How to mix and match amendments on the fly

At times you will want to create two projects that are very similar, but differ just in one or two attributes. For example, you may define a project with one set of samples, and then want an identical project but using a different sample annotation sheet. Or, you may define a project to run on a particular reference genome, and want to define a second project that is identical, but uses a different reference genome.

You could simply define 2 complete PEPs, but this would duplicate information and make it harder to maintain. Instead, you can use amendments, which allow you to encode additional similar projects all within the original project_config.yaml file. Amendments are like mini embedded project_config.yaml files that can be activated by software. When a PEP is parsed, you may specify one or more included amendments, which will amend the values in the processed PEP. This is a powerful function that can be used for many purposes, such as on the fly tweaks or embedding multiple subprojects within a parent project.

Example

sample_table: annotation.csv
genome: hg38
project_modifiers:
  amend:
    my_project2:
      sample_table: annotation2.csv
    my_project3:
      sample_table: annotation3.csv
    hg19_analysis:
      genome: hg19
...

If you load this configuration file, it will by default use the annotation.csv file, and the genome attribute will be set to "hg38". There are 3 amendments available: my_project2, my_project3,a nd hg19_analysis. If you activate my_project2, by passing amendments=my_project2 when parsing the PEP, the resulting object will use the annotation2.csv sample_table instead of the default annotation.csv -- still run on "hg38". To run two amendments, you could issue ammendments=my_project2,hg19_analysis, which will result in this config file:

sample_table: annotation2.csv
genome: hg19
project_modifiers:
  amend:
    ...

Practically what happens under the scenes is that the primary project is first loaded, and then, if an amendment is activated, it overrides any attributes with those specified in the amendment.
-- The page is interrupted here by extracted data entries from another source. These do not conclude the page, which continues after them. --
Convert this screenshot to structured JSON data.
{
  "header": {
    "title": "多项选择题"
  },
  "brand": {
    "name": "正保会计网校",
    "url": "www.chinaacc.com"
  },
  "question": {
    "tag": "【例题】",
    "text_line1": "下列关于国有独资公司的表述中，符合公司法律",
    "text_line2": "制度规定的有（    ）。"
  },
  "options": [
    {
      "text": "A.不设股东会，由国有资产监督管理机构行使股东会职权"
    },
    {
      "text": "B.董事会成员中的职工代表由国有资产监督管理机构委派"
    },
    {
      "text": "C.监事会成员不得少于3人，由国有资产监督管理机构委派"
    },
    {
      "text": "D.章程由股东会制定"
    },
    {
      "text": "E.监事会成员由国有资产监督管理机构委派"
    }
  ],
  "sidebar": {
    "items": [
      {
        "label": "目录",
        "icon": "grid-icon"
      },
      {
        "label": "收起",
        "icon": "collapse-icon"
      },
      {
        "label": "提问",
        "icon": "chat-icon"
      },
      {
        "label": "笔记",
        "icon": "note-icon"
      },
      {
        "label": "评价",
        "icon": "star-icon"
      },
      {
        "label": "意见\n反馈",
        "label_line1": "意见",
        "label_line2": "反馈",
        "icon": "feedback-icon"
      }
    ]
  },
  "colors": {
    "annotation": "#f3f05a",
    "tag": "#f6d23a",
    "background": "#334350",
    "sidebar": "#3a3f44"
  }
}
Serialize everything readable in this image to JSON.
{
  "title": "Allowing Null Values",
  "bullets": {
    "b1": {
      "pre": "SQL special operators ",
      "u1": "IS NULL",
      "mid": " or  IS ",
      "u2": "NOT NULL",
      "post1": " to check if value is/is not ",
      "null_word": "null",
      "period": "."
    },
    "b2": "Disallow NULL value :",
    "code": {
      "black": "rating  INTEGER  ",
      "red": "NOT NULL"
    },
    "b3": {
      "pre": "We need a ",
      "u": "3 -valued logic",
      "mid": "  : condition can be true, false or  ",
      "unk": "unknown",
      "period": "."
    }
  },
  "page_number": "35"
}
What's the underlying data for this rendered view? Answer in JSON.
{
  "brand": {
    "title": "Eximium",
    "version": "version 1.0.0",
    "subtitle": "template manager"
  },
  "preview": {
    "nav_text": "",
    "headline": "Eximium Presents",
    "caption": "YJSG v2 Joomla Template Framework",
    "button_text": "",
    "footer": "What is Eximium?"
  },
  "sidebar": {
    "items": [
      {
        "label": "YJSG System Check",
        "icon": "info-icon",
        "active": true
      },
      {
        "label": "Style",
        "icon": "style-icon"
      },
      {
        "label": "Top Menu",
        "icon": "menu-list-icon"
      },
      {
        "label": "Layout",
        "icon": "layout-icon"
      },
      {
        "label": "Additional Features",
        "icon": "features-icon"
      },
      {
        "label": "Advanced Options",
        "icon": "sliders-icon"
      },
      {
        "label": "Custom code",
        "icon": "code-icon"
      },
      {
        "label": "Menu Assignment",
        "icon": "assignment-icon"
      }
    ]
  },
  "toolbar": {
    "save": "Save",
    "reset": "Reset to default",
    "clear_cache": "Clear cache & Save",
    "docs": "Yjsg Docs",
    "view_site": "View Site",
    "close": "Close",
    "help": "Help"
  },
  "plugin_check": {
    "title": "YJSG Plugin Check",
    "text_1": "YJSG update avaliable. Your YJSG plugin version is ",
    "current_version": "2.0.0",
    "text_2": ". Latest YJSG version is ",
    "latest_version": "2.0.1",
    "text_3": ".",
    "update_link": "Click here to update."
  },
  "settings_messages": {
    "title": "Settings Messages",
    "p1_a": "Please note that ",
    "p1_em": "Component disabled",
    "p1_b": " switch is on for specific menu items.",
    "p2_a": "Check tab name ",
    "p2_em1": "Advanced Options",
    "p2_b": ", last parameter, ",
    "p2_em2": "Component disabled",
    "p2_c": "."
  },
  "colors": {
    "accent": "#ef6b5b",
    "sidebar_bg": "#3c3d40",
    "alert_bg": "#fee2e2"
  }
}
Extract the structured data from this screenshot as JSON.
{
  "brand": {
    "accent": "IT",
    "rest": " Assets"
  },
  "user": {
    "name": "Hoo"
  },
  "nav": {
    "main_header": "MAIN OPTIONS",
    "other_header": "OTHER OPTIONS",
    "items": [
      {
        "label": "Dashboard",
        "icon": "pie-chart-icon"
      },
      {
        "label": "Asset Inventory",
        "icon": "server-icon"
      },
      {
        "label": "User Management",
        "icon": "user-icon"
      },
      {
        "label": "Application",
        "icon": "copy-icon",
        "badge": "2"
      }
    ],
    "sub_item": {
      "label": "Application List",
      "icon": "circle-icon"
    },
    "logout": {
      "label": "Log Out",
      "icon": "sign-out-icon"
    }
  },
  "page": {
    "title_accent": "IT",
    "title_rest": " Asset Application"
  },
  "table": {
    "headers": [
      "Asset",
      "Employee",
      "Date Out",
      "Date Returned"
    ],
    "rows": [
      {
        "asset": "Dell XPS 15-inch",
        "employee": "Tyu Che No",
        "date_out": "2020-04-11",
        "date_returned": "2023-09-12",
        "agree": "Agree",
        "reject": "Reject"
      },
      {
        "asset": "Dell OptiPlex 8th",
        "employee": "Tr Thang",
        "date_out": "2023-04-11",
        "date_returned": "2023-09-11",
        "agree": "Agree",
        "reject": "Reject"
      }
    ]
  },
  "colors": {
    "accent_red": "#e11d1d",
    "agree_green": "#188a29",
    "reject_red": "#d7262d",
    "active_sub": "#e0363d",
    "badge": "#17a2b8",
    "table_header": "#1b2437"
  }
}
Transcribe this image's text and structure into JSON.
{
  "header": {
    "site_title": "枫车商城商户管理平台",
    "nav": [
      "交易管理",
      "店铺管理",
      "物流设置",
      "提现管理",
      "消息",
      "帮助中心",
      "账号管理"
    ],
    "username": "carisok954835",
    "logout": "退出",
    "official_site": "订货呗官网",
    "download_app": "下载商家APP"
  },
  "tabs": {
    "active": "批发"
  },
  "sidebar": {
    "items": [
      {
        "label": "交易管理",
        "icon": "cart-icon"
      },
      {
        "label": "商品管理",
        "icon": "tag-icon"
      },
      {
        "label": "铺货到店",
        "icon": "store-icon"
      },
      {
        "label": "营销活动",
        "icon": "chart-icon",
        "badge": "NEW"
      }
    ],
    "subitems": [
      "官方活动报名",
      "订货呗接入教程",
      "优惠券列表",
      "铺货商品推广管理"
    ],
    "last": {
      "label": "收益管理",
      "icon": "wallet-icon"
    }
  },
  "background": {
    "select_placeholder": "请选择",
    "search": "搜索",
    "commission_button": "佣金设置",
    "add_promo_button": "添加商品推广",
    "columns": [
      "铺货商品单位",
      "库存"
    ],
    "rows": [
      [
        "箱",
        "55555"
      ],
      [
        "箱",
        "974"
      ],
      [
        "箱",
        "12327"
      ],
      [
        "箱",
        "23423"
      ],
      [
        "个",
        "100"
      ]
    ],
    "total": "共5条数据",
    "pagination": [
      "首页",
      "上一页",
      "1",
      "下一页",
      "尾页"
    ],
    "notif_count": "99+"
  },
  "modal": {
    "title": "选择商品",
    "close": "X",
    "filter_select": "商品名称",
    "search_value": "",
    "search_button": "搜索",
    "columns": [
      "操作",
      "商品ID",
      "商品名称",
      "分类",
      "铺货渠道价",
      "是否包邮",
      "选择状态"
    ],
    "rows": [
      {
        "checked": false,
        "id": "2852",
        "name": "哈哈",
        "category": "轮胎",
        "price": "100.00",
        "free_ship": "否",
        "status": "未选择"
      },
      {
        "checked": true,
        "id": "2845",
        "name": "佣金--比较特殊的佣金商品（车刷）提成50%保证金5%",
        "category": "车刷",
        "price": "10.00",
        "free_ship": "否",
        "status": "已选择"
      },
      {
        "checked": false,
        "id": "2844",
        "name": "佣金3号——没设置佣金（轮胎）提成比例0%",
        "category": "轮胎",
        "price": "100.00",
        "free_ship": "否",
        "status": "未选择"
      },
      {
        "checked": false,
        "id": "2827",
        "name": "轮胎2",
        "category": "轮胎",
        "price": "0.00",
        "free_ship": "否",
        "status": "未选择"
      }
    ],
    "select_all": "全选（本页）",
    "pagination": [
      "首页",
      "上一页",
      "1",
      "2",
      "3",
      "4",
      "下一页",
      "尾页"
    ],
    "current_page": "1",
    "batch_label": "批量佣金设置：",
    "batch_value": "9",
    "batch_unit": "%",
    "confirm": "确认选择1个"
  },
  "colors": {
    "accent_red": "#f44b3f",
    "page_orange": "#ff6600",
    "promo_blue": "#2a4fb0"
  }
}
How do you activate an amendment?

Activating an amendment depends on what software you're using to load your PEP. A PEP-compliant implementation must define some way to activate amendments. For example, you can activate amendments in peppy or pepr by passing an argument, amendments=my_project2, when you construct the Project object.

Can you activate multiple amendments?

Yes! Amendments are passed and parsed as a priority list; so the first amendment is processed, and then the next one, and so on. So, the final amendment in the list has the highest priority.